German finance panel rejects Greens’ plan to tax long-held crypto
Germany’s Finance Committee voted down a Green Party plan to remove the one-year tax exemption for cryptocurrencies, keeping gains on coins held over 12 months tax-free.
Germany’s parliamentary Finance Committee voted down a Green Party proposal to end the one-year tax exemption for cryptocurrencies, leaving gains on coins held more than 12 months tax-free.
The bill, introduced by Bündnis 90/Die Grünen, sought to treat crypto gains like ordinary capital income by removing the 12-month holding-period rule. Committee members rejected the proposal after objections from four other parliamentary groups.
Lawmakers from the CDU/CSU opposed the measure on fairness grounds, arguing it would tax cryptocurrencies differently from comparable stores of value such as precious metals and foreign currencies and could affect Germany’s crypto-friendly standing.
The AfD rejected the bill on broader fiscal grounds, contending the state should reduce taxation and focus spending on core public functions including domestic and foreign security and the justice system. The SPD supports taxing crypto in principle but will wait for Finance Minister Lars Klingbeil to present his legislative plans before backing specific measures.
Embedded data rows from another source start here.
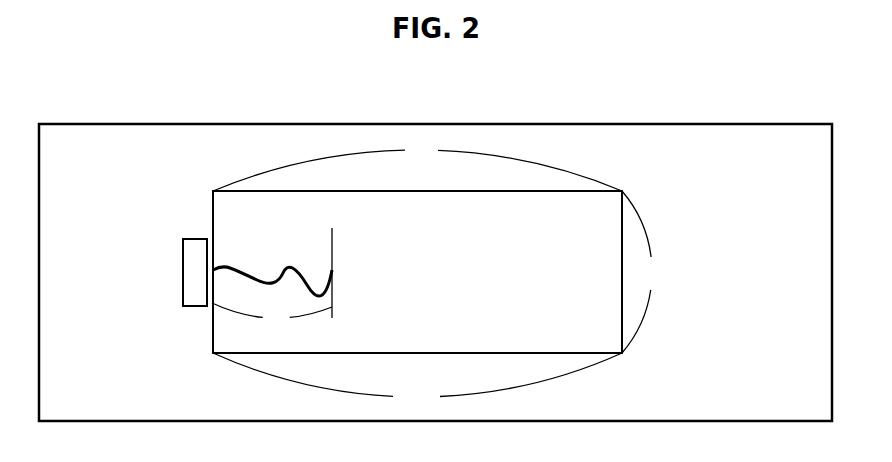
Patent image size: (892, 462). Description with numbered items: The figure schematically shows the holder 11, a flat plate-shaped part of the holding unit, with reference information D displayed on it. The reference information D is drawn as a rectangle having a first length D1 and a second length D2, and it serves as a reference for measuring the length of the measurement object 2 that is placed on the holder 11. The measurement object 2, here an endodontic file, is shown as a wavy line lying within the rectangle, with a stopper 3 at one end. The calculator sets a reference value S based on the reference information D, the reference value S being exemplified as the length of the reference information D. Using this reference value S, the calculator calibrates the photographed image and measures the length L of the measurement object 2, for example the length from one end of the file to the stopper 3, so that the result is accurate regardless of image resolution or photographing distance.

The holder 11 is at (436, 124).
The reference information D is at (545, 191).
The stopper 3 is at (193, 272).
The measurement object 2 is at (255, 280).
The length of the measurement object L is at (272, 280).
The reference value S is at (417, 163).
The first length D1 is at (645, 272).
The second length D2 is at (417, 383).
Die Linke supported the Greens’ initiative but flagged significant administrative burdens in the draft and the absence of a cap on offsetting losses from crypto trades, a gap it warned could substantially lower expected revenue.
The Greens cited research from the Frankfurt School Blockchain Center estimating up to €11.4 billion in additional annual tax revenue if the exemption were removed and used roughly half that figure in their calculations. The study estimated German crypto investors realized about €47.3 billion in gains in 2024, with nearly two-thirds of those gains outside taxation because of the holding-period rule.
The committee’s decision keeps the one-year exemption in place while the EU’s Markets in Crypto-Assets (MiCA) rules introduce new reporting requirements for investors across Europe that take effect in 2026. SPD officials will await Klingbeil’s proposals, and lawmakers may revisit the issue once national plans or the new reporting regime affect enforcement or compliance conditions.